De plus, mais ceci est un peu hors-sujet car cela concerne plus Céline lui-même, je ne pense pas que dans l'exemple cité, tiré de Mort à Crédit, "rassis" veuille vraiment dire "se masturber". Je pense que Céline rattache le mot à "se rassasier", "rassasié", avec aussi le fait qu'il ne mange pas à sa faim et qu'il peut aussi manger (se taper) des restes ... C'est un célinien, traducteur de Céline en japonais qui parle ...


----------



## claudi

Aoyama said:


> c'est très possible, mais le registre célinien est particulier, l'immense majorité des Français ne l'utiliserait pas.

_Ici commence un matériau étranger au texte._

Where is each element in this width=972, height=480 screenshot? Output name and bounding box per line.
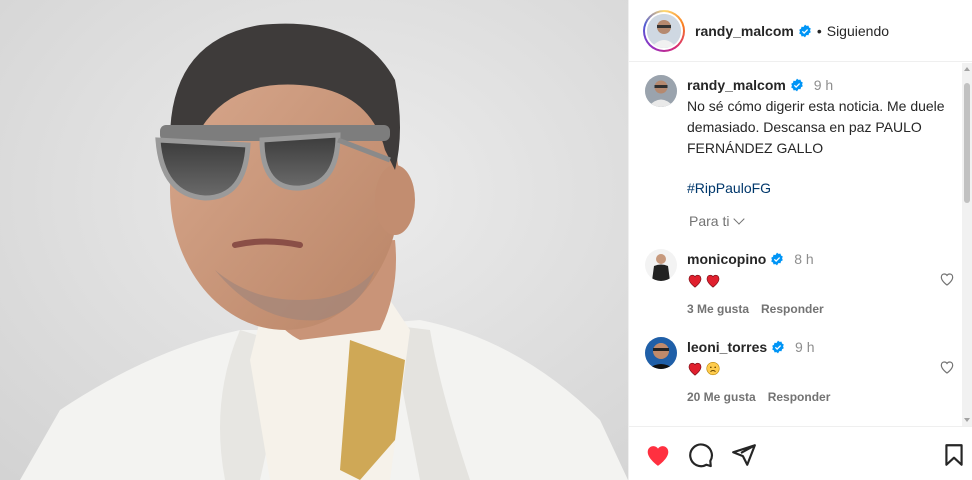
translate-label: Para ti [689,213,730,229]
following-button[interactable]: Siguiendo [827,23,889,39]
comment-time[interactable]: 8 h [794,251,813,267]
comment-meta: 3 Me gusta Responder [687,299,824,319]
comment-item: leoni_torres 9 h 20 Me gusta Responder [645,337,963,407]
chevron-down-icon [733,213,746,225]
heart-outline-icon[interactable] [939,359,955,375]
post-actions-bar [629,426,972,480]
post-header: randy_malcom • Siguiendo [629,0,972,62]
comment-icon[interactable] [688,442,714,468]
photo-illustration [0,0,628,480]
comment-avatar[interactable] [645,249,677,281]
scroll-up-arrow[interactable] [964,67,970,71]
comment-username[interactable]: leoni_torres [687,339,767,355]
comments-scrollbar[interactable] [962,63,972,426]
sad-face-icon [706,361,720,376]
comment-avatar[interactable] [645,337,677,369]
comment-username[interactable]: monicopino [687,251,766,267]
comment-likes[interactable]: 20 Me gusta [687,390,756,404]
verified-icon [791,78,803,92]
reply-button[interactable]: Responder [768,390,831,404]
post-photo[interactable] [0,0,628,480]
verified-icon [799,24,811,37]
bookmark-icon[interactable] [941,442,967,468]
comment-text [687,271,824,291]
comments-scroll-area[interactable]: randy_malcom 9 h No sé cómo digerir esta… [629,63,972,426]
comment-item: monicopino 8 h 3 Me gusta Responder [645,249,963,319]
header-separator: • [816,22,822,39]
verified-icon [771,252,784,266]
author-username[interactable]: randy_malcom [695,23,794,39]
post-caption: randy_malcom 9 h No sé cómo digerir esta… [645,75,945,199]
red-heart-icon [688,362,702,376]
scroll-down-arrow[interactable] [964,418,970,422]
comment-time[interactable]: 9 h [795,339,814,355]
post-side-panel: randy_malcom • Siguiendo randy_malcom 9 … [628,0,972,480]
comment-likes[interactable]: 3 Me gusta [687,302,749,316]
caption-hashtag[interactable]: #RipPauloFG [687,178,945,199]
reply-button[interactable]: Responder [761,302,824,316]
translate-toggle[interactable]: Para ti [689,213,746,229]
author-avatar-ring[interactable] [643,9,685,52]
heart-icon[interactable] [645,442,671,468]
comment-meta: 20 Me gusta Responder [687,387,830,407]
verified-icon [772,340,784,354]
caption-avatar[interactable] [645,75,677,107]
caption-text: No sé cómo digerir esta noticia. Me duel… [687,98,945,156]
caption-time[interactable]: 9 h [814,77,833,93]
heart-outline-icon[interactable] [939,271,955,287]
share-icon[interactable] [731,442,757,468]
red-heart-icon [706,274,720,288]
author-avatar[interactable] [647,13,681,48]
red-heart-icon [688,274,702,288]
comment-text [687,359,830,379]
scrollbar-thumb[interactable] [964,83,970,203]
caption-username[interactable]: randy_malcom [687,77,786,93]
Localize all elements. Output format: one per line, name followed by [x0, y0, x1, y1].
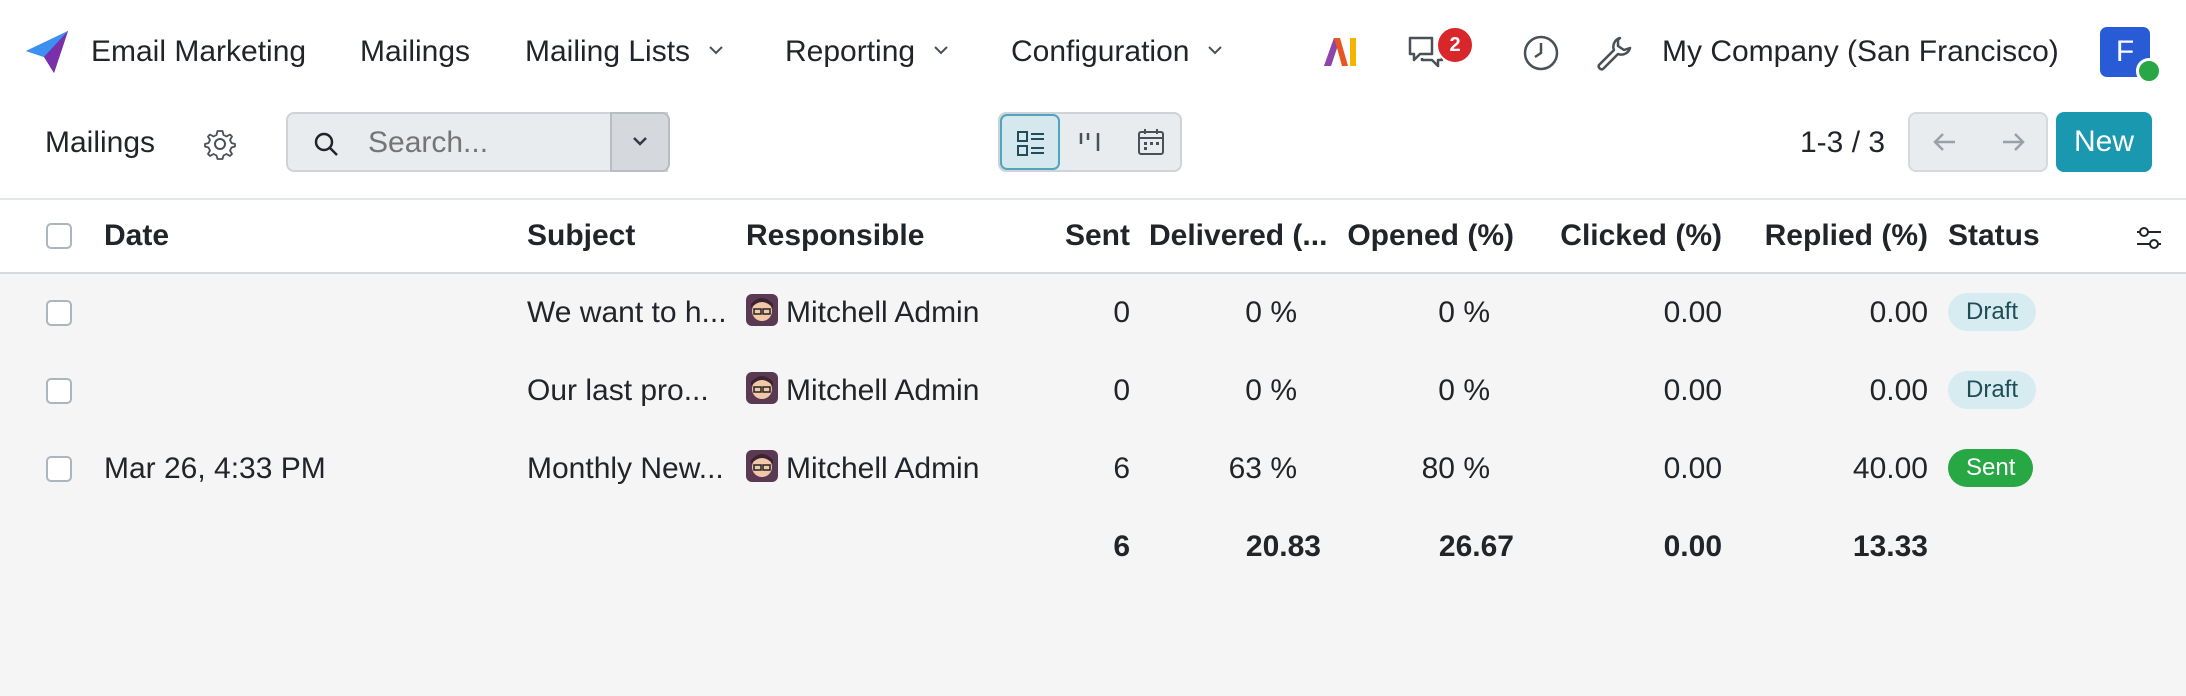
search-icon — [314, 132, 338, 156]
cell-responsible: Mitchell Admin — [786, 374, 980, 407]
list-view-button[interactable] — [1000, 114, 1060, 170]
column-header-subject[interactable]: Subject — [527, 200, 635, 272]
cell-subject: Monthly New... — [527, 452, 724, 485]
cell-opened: 0 % — [1438, 296, 1490, 329]
column-header-replied[interactable]: Replied (%) — [1740, 200, 1928, 272]
chevron-down-icon — [633, 137, 647, 146]
cell-delivered: 63 % — [1228, 452, 1297, 485]
gear-icon[interactable] — [204, 128, 236, 160]
menu-reporting-label: Reporting — [785, 35, 916, 68]
total-opened: 26.67 — [1438, 530, 1514, 563]
wrench-icon[interactable] — [1594, 34, 1632, 72]
cell-clicked: 0.00 — [1663, 452, 1722, 485]
select-all-checkbox[interactable] — [46, 223, 72, 249]
breadcrumb[interactable]: Mailings — [45, 104, 155, 182]
chevron-down-icon — [709, 46, 723, 55]
avatar — [746, 294, 778, 326]
row-checkbox[interactable] — [46, 378, 72, 404]
search-options-toggle[interactable] — [610, 112, 670, 172]
pager-value[interactable]: 1-3 / 3 — [1800, 104, 1885, 182]
calendar-icon — [1138, 129, 1164, 155]
menu-reporting[interactable]: Reporting — [785, 0, 949, 104]
cell-sent: 0 — [1113, 374, 1130, 407]
total-delivered: 20.83 — [1245, 530, 1321, 563]
list-view-icon — [1017, 131, 1044, 156]
menu-configuration-label: Configuration — [1011, 35, 1190, 68]
cell-delivered: 0 % — [1245, 296, 1297, 329]
cell-date: Mar 26, 4:33 PM — [104, 452, 326, 485]
status-badge: Sent — [1948, 449, 2034, 487]
table-row[interactable]: We want to h... Mitchell Admin 0 0 % 0 %… — [0, 274, 2186, 352]
column-header-opened[interactable]: Opened (%) — [1330, 200, 1514, 272]
chevron-down-icon — [934, 46, 948, 55]
new-button[interactable]: New — [2056, 112, 2152, 172]
table-header: Date Subject Responsible Sent Delivered … — [0, 200, 2186, 274]
cell-subject: We want to h... — [527, 296, 727, 329]
cell-opened: 80 % — [1421, 452, 1490, 485]
arrow-left-icon — [1933, 133, 1955, 151]
column-header-status[interactable]: Status — [1948, 200, 2040, 272]
status-badge: Draft — [1948, 371, 2037, 409]
clock-icon[interactable] — [1522, 34, 1560, 72]
cell-replied: 0.00 — [1869, 296, 1928, 329]
cell-replied: 40.00 — [1852, 452, 1928, 485]
ai-icon[interactable] — [1322, 36, 1360, 68]
messages-badge: 2 — [1436, 26, 1474, 64]
cell-subject: Our last pro... — [527, 374, 709, 407]
column-header-sent[interactable]: Sent — [1030, 200, 1130, 272]
status-badge: Draft — [1948, 293, 2037, 331]
pager-previous-button[interactable] — [1910, 114, 1978, 170]
column-header-responsible[interactable]: Responsible — [746, 200, 924, 272]
column-header-delivered[interactable]: Delivered (... — [1149, 200, 1327, 272]
company-switcher[interactable]: My Company (San Francisco) — [1662, 0, 2059, 104]
row-checkbox[interactable] — [46, 456, 72, 482]
total-clicked: 0.00 — [1663, 530, 1722, 563]
arrow-right-icon — [2003, 133, 2025, 151]
cell-responsible: Mitchell Admin — [786, 452, 980, 485]
menu-configuration[interactable]: Configuration — [1011, 0, 1223, 104]
table-totals-row: 6 20.83 26.67 0.00 13.33 — [0, 508, 2186, 586]
total-sent: 6 — [1113, 530, 1130, 563]
optional-columns-icon[interactable] — [2135, 226, 2163, 250]
chevron-down-icon — [1208, 46, 1223, 55]
menu-mailings[interactable]: Mailings — [360, 0, 470, 104]
email-marketing-logo-icon[interactable] — [24, 29, 70, 75]
avatar — [746, 450, 778, 482]
table-row[interactable]: Our last pro... Mitchell Admin 0 0 % 0 %… — [0, 352, 2186, 430]
top-navbar: Email Marketing Mailings Mailing Lists R… — [0, 0, 2186, 104]
online-status-dot — [2136, 58, 2162, 84]
cell-responsible: Mitchell Admin — [786, 296, 980, 329]
menu-mailing-lists[interactable]: Mailing Lists — [525, 0, 724, 104]
row-checkbox[interactable] — [46, 300, 72, 326]
kanban-view-button[interactable] — [1062, 114, 1122, 170]
cell-replied: 0.00 — [1869, 374, 1928, 407]
calendar-view-button[interactable] — [1122, 114, 1182, 170]
column-header-clicked[interactable]: Clicked (%) — [1540, 200, 1722, 272]
total-replied: 13.33 — [1852, 530, 1928, 563]
app-name[interactable]: Email Marketing — [91, 0, 306, 104]
cell-sent: 6 — [1113, 452, 1130, 485]
column-header-date[interactable]: Date — [104, 200, 169, 272]
cell-clicked: 0.00 — [1663, 374, 1722, 407]
menu-mailing-lists-label: Mailing Lists — [525, 35, 691, 68]
kanban-view-icon — [1079, 133, 1100, 151]
cell-delivered: 0 % — [1245, 374, 1297, 407]
cell-sent: 0 — [1113, 296, 1130, 329]
table-row[interactable]: Mar 26, 4:33 PM Monthly New... Mitchell … — [0, 430, 2186, 508]
cell-clicked: 0.00 — [1663, 296, 1722, 329]
view-switcher — [998, 112, 1182, 172]
cell-opened: 0 % — [1438, 374, 1490, 407]
avatar — [746, 372, 778, 404]
pager-next-button[interactable] — [1978, 114, 2046, 170]
pager-buttons — [1908, 112, 2048, 172]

Mais dans ce cas là il s'agit d'un écrivain, qui très probablement a lu Céline et qui pourrait tout à fait puiser quelques mots de l'oeuvre du gran écrivain français.
En tous cas, je suis honorée de faire la connaissance "virtuelle" du traducteur japonais de Céline et je vous remercie pour vos suggestions.

Enfin, j'ai traduit "jusqu'à plus rassis" par "fino allo sfinimento". J'ai donc oublié Céline et le renvoye aux allusions autoérotiques, qui me semblent un peu tirées pas les cheveux.

Merci à tous pour l'aide.


----------